# Weekend Camping Trip



## mblanco2000 (Nov 7, 2011)

I am planning a weekend surf fishing trip this weekend. Even with he storm in the gulf it looks like the wind through Sunday should be light. I am planning on taking out the Kayak and doing some trout fishing.

I am looking for some good places to possibly camp on the beach. Looking for a place where not too many folks might be. If I have to put in somewhere and then paddle to the camp site that would be fine too. I am completely new to this, and just looking for good spots to camp/fish for a few days.

I live in Houston, and am willing to drive south to about Matagorda area. If anyone else would want to meet up that is totally cool with me.


----------



## djwag94 (Nov 19, 2009)

North Padre Island has been known to be crowded since the C-19 restrictions have been reduced. Check the high tides for your campsite.

Might consider PINS.

https://www.nps.gov/pais/planyourvisit/camping.htm

Tight lines!


----------



## mblanco2000 (Nov 7, 2011)

Forgive my ignorance. I have seen the acronym PINS on this site on the reg and still do not know what it means. Can you help out a greenhorn?

Is it Padre Island North?


----------



## bballman (Jun 7, 2006)

Padre island national seashore


----------



## wavygravy (Nov 18, 2015)

Check tides, with the storm pushing up and some high tides you might find your tent underwater even up close to the dunes. Lots of people have been getting stuck in / around Bryan beach recently because of just that.


----------



## bigfost (Oct 11, 2004)

High tide at Bolivar Peninsula was up to the highway this morning. It will get worse when Cristobal moves closer. Probably not the weekend to beach camp.


----------



## mblanco2000 (Nov 7, 2011)

bigfost said:


> High tide at Bolivar Peninsula was up to the highway this morning. It will get worse when Cristobal moves closer. Probably not the weekend to beach camp.


Well thanks for the info. I thought with the storm stalling down south there might be opportunity to do some beach camping somewhere. I did not know the tides were getting that high.

Guess I need an alternate plan. Wife and kids are gone. Need to find a place to take the kayak for sure.


----------



## bigfost (Oct 11, 2004)

I had a great kayak trip to East Bay yesterday. Launched at Stingaree, bought a pint of live shrimp and peddled just past the entrance to the bay. Caught 2 to 3 dozen specks (most undersize), drum, sand trout and croakers. It was a great catching trip.


----------



## mblanco2000 (Nov 7, 2011)

bigfost said:


> I had a great kayak trip to East Bay yesterday. Launched at Stingaree, bought a pint of live shrimp and peddled just past the entrance to the bay. Caught 2 to 3 dozen specks (most undersize), drum, sand trout and croakers. It was a great catching trip.

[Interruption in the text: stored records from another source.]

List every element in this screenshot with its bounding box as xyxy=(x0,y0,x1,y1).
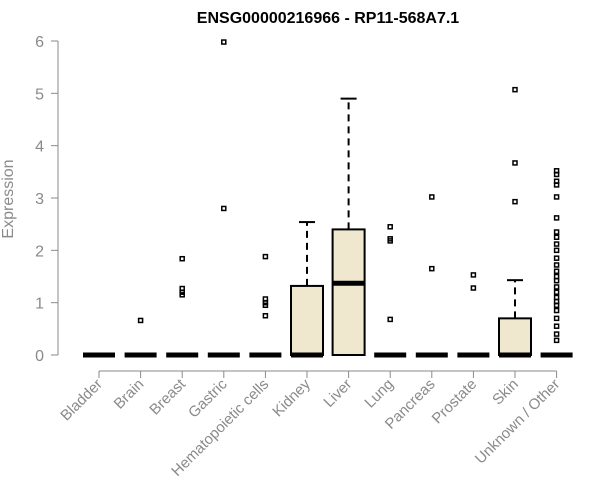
y-tick-label: 6 xyxy=(35,34,44,51)
outlier-point xyxy=(553,255,560,261)
outlier-point xyxy=(221,39,227,45)
outlier-point xyxy=(262,296,269,302)
outlier-point xyxy=(387,224,393,230)
x-tick-label: Liver xyxy=(320,376,355,411)
outlier-point xyxy=(429,194,435,200)
plot-area xyxy=(83,39,573,358)
outlier-point xyxy=(470,285,477,291)
outlier-point xyxy=(512,198,518,205)
outlier-point xyxy=(553,294,560,301)
y-tick-label: 5 xyxy=(35,86,44,103)
outlier-point xyxy=(553,315,560,322)
outlier-point xyxy=(553,337,560,344)
y-axis: 0 1 2 3 4 5 6 xyxy=(35,34,59,365)
y-axis-label: Expression xyxy=(0,159,17,238)
outlier-point xyxy=(553,178,560,185)
outlier-point xyxy=(512,160,518,166)
box-group xyxy=(124,317,157,358)
x-tick-label: Brain xyxy=(111,376,148,413)
outlier-point xyxy=(553,268,560,275)
outlier-point xyxy=(553,307,560,314)
outlier-point xyxy=(553,331,560,337)
box-iqr xyxy=(498,317,532,357)
outlier-point xyxy=(553,298,560,305)
outlier-point xyxy=(512,86,518,93)
box-group xyxy=(540,168,573,358)
chart-title: ENSG00000216966 - RP11-568A7.1 xyxy=(197,10,460,27)
box-group xyxy=(457,272,490,358)
x-tick-label: Bladder xyxy=(57,376,106,425)
outlier-point xyxy=(429,265,435,272)
outlier-point xyxy=(470,272,477,278)
x-tick-label: Skin xyxy=(489,376,522,409)
box-group xyxy=(374,224,407,358)
outlier-point xyxy=(179,255,185,262)
y-tick-label: 4 xyxy=(35,139,44,156)
outlier-point xyxy=(553,241,560,247)
outlier-point xyxy=(553,284,560,290)
outlier-point xyxy=(553,229,560,235)
box-group xyxy=(415,194,448,358)
y-tick-label: 1 xyxy=(35,296,44,313)
outlier-point xyxy=(553,234,560,240)
outlier-point xyxy=(553,262,560,268)
outlier-point xyxy=(387,316,393,323)
y-tick-label: 2 xyxy=(35,243,44,260)
outlier-point xyxy=(553,168,560,174)
outlier-point xyxy=(262,313,269,319)
outlier-point xyxy=(553,194,560,200)
outlier-point xyxy=(553,247,560,254)
y-tick-label: 0 xyxy=(35,348,44,365)
x-tick-label: Breast xyxy=(146,375,189,418)
outlier-point xyxy=(262,253,269,260)
outlier-point xyxy=(553,277,560,284)
outlier-point xyxy=(553,289,560,295)
box-group xyxy=(331,97,366,356)
box-iqr xyxy=(331,228,366,356)
x-tick-label: Prostate xyxy=(429,376,481,428)
box-group xyxy=(207,39,240,358)
box-group xyxy=(290,221,324,358)
x-tick-label: Lung xyxy=(361,376,397,412)
outlier-point xyxy=(221,205,227,212)
y-tick-label: 3 xyxy=(35,191,44,208)
outlier-point xyxy=(179,285,185,292)
box-group xyxy=(498,86,532,358)
x-tick-label: Kidney xyxy=(269,375,314,420)
box-group xyxy=(249,253,282,358)
box-group xyxy=(166,255,199,358)
outlier-point xyxy=(387,236,393,242)
outlier-point xyxy=(137,317,144,324)
outlier-point xyxy=(553,323,560,329)
outlier-point xyxy=(553,215,560,221)
box-iqr xyxy=(290,284,324,357)
outlier-point xyxy=(553,273,560,280)
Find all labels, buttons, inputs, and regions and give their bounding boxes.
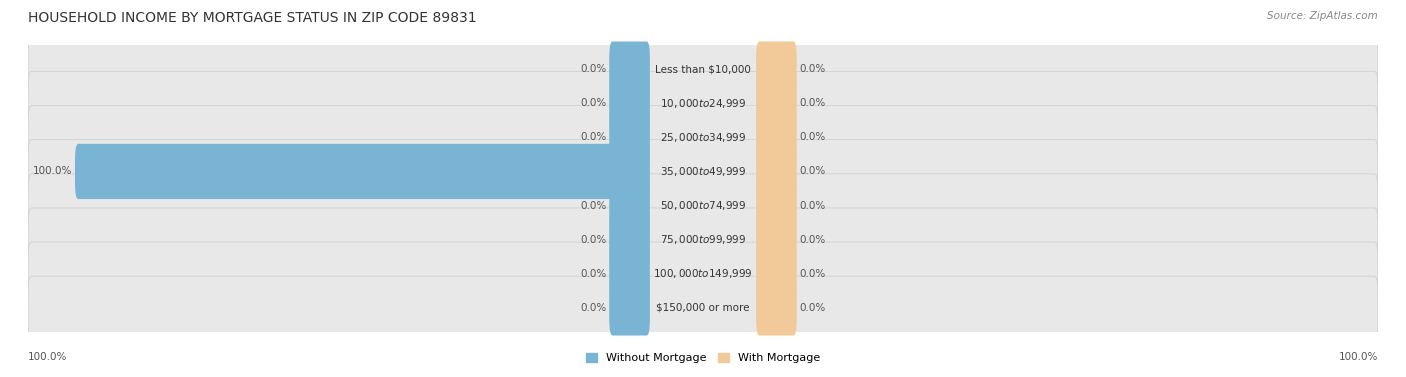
FancyBboxPatch shape [756, 212, 797, 267]
FancyBboxPatch shape [756, 41, 797, 97]
FancyBboxPatch shape [609, 110, 650, 165]
FancyBboxPatch shape [609, 280, 650, 336]
FancyBboxPatch shape [756, 76, 797, 131]
Text: 0.0%: 0.0% [579, 234, 606, 245]
Text: $35,000 to $49,999: $35,000 to $49,999 [659, 165, 747, 178]
Text: 100.0%: 100.0% [1339, 352, 1378, 362]
Text: 0.0%: 0.0% [800, 98, 827, 108]
Text: Less than $10,000: Less than $10,000 [655, 64, 751, 74]
FancyBboxPatch shape [756, 246, 797, 301]
FancyBboxPatch shape [609, 76, 650, 131]
Text: $75,000 to $99,999: $75,000 to $99,999 [659, 233, 747, 246]
FancyBboxPatch shape [756, 280, 797, 336]
Text: 0.0%: 0.0% [800, 166, 827, 176]
Text: $100,000 to $149,999: $100,000 to $149,999 [654, 267, 752, 280]
FancyBboxPatch shape [28, 242, 1378, 305]
FancyBboxPatch shape [28, 276, 1378, 340]
Text: HOUSEHOLD INCOME BY MORTGAGE STATUS IN ZIP CODE 89831: HOUSEHOLD INCOME BY MORTGAGE STATUS IN Z… [28, 11, 477, 25]
Text: 0.0%: 0.0% [800, 269, 827, 279]
Text: 0.0%: 0.0% [579, 303, 606, 313]
Text: 0.0%: 0.0% [579, 98, 606, 108]
Text: 0.0%: 0.0% [579, 201, 606, 211]
FancyBboxPatch shape [609, 178, 650, 233]
FancyBboxPatch shape [609, 246, 650, 301]
Text: Source: ZipAtlas.com: Source: ZipAtlas.com [1267, 11, 1378, 21]
FancyBboxPatch shape [28, 208, 1378, 271]
FancyBboxPatch shape [28, 37, 1378, 101]
Text: 0.0%: 0.0% [800, 201, 827, 211]
Text: $50,000 to $74,999: $50,000 to $74,999 [659, 199, 747, 212]
FancyBboxPatch shape [28, 140, 1378, 203]
Text: 100.0%: 100.0% [28, 352, 67, 362]
FancyBboxPatch shape [28, 174, 1378, 237]
Text: $150,000 or more: $150,000 or more [657, 303, 749, 313]
FancyBboxPatch shape [756, 110, 797, 165]
FancyBboxPatch shape [756, 178, 797, 233]
Text: $10,000 to $24,999: $10,000 to $24,999 [659, 97, 747, 110]
FancyBboxPatch shape [75, 144, 650, 199]
Text: $25,000 to $34,999: $25,000 to $34,999 [659, 131, 747, 144]
Text: 0.0%: 0.0% [579, 269, 606, 279]
Text: 0.0%: 0.0% [579, 132, 606, 143]
FancyBboxPatch shape [28, 72, 1378, 135]
FancyBboxPatch shape [756, 144, 797, 199]
Text: 0.0%: 0.0% [800, 64, 827, 74]
FancyBboxPatch shape [28, 106, 1378, 169]
FancyBboxPatch shape [609, 212, 650, 267]
Text: 100.0%: 100.0% [32, 166, 72, 176]
Text: 0.0%: 0.0% [800, 303, 827, 313]
Text: 0.0%: 0.0% [579, 64, 606, 74]
Text: 0.0%: 0.0% [800, 234, 827, 245]
Text: 0.0%: 0.0% [800, 132, 827, 143]
FancyBboxPatch shape [609, 41, 650, 97]
Legend: Without Mortgage, With Mortgage: Without Mortgage, With Mortgage [586, 353, 820, 363]
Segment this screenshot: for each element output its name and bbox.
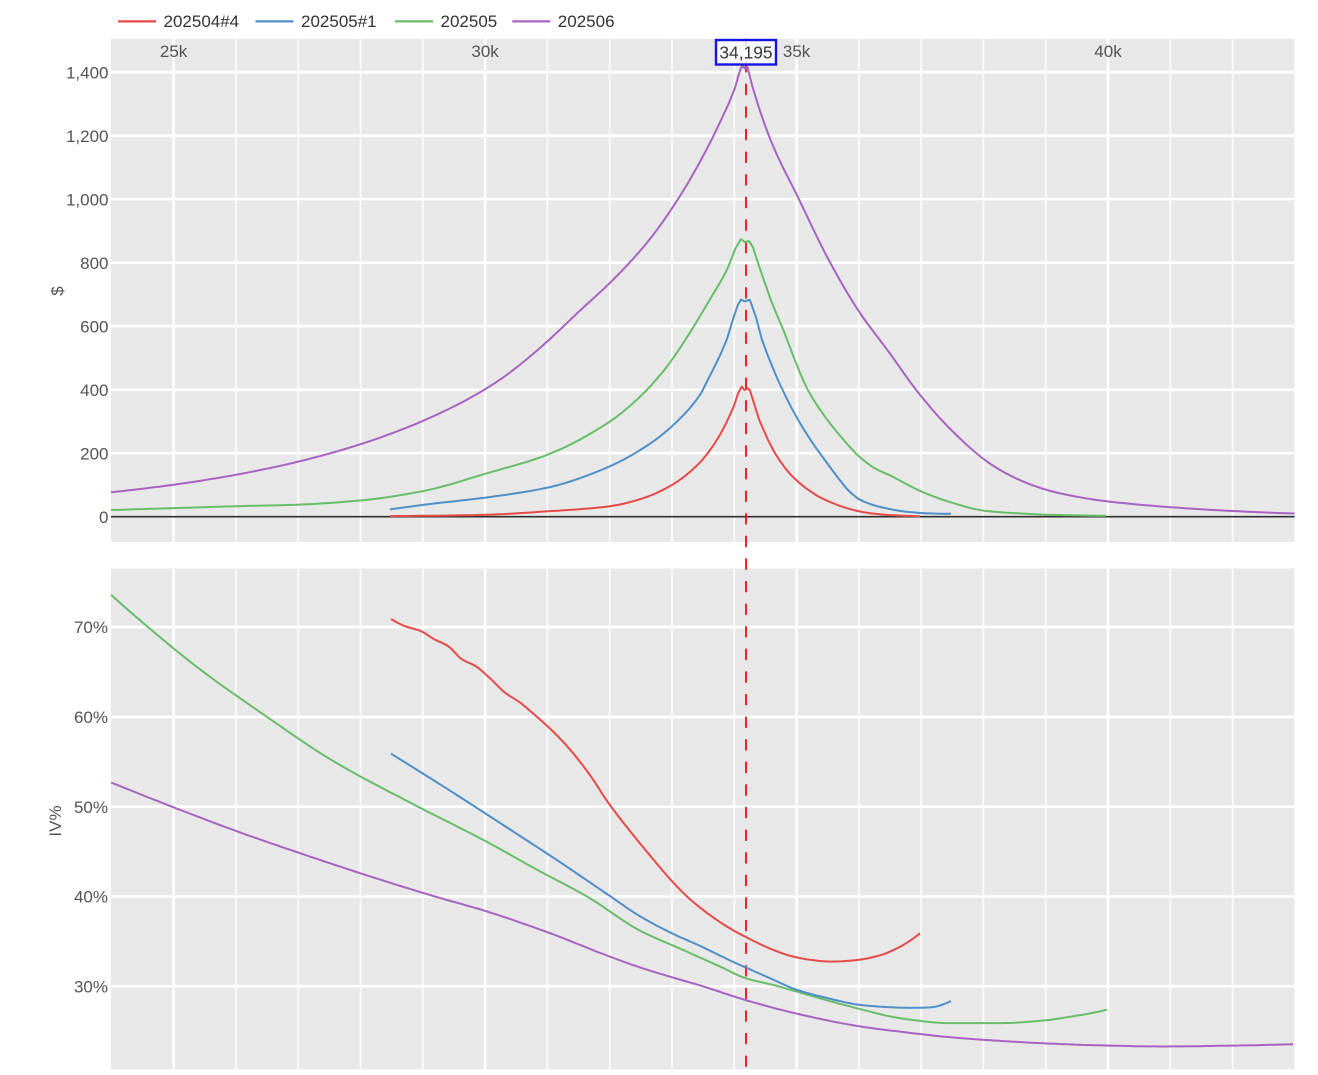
svg-text:$: $ — [48, 286, 67, 296]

Nice, we go to Bolivar quite a bit with the kids. I typically am surf fishing, but now that I have the yak I want to start fishing in some of the marsh and back waters.


----------



## livinadream (Jun 25, 2014)

We spend a lot of time down at Bolivar, in fact heading down there today with the camper. I think most of the RV resorts have spots dedicated for tent camping. I know the one we stay at does. Just another option.

Sent from my moto z3 using Tapatalk


----------



## mblanco2000 (Nov 7, 2011)

livinadream said:


> We spend a lot of time down at Bolivar, in fact heading down there today with the camper. I think most of the RV resorts have spots dedicated for tent camping. I know the one we stay at does. Just another option.
> 
> Sent from my moto z3 using Tapatalk


Have you seen availability on the weekends for the tent spots?


----------



## livinadream (Jun 25, 2014)

mblanco2000 said:


> Have you seen availability on the weekends for the tent spots?


Everytime we've been.

Sent from my moto z3 using Tapatalk


----------



## mblanco2000 (Nov 7, 2011)

bigfost said:


> High tide at Bolivar Peninsula was up to the highway this morning. It will get worse when Cristobal moves closer. Probably not the weekend to beach camp.


Thanks for the tip on not beach camping. I ended up down at Matagorda. I camped on the bay side on some higher ground. In the morning around 3a there were a ton of people fleeing the beach that were on there.

So thanks for the tip, but where do I go to find how high the actual tide will be, and how do you interpret those numbers?

This is one website that I go to in order to look at tides. I typically just look at when high and low tide are, but I have no idea how to see how large the tide surge will be, and then once you know how high/low the surge will be how would you know if that is out of the norm?

Thanks guys.


----------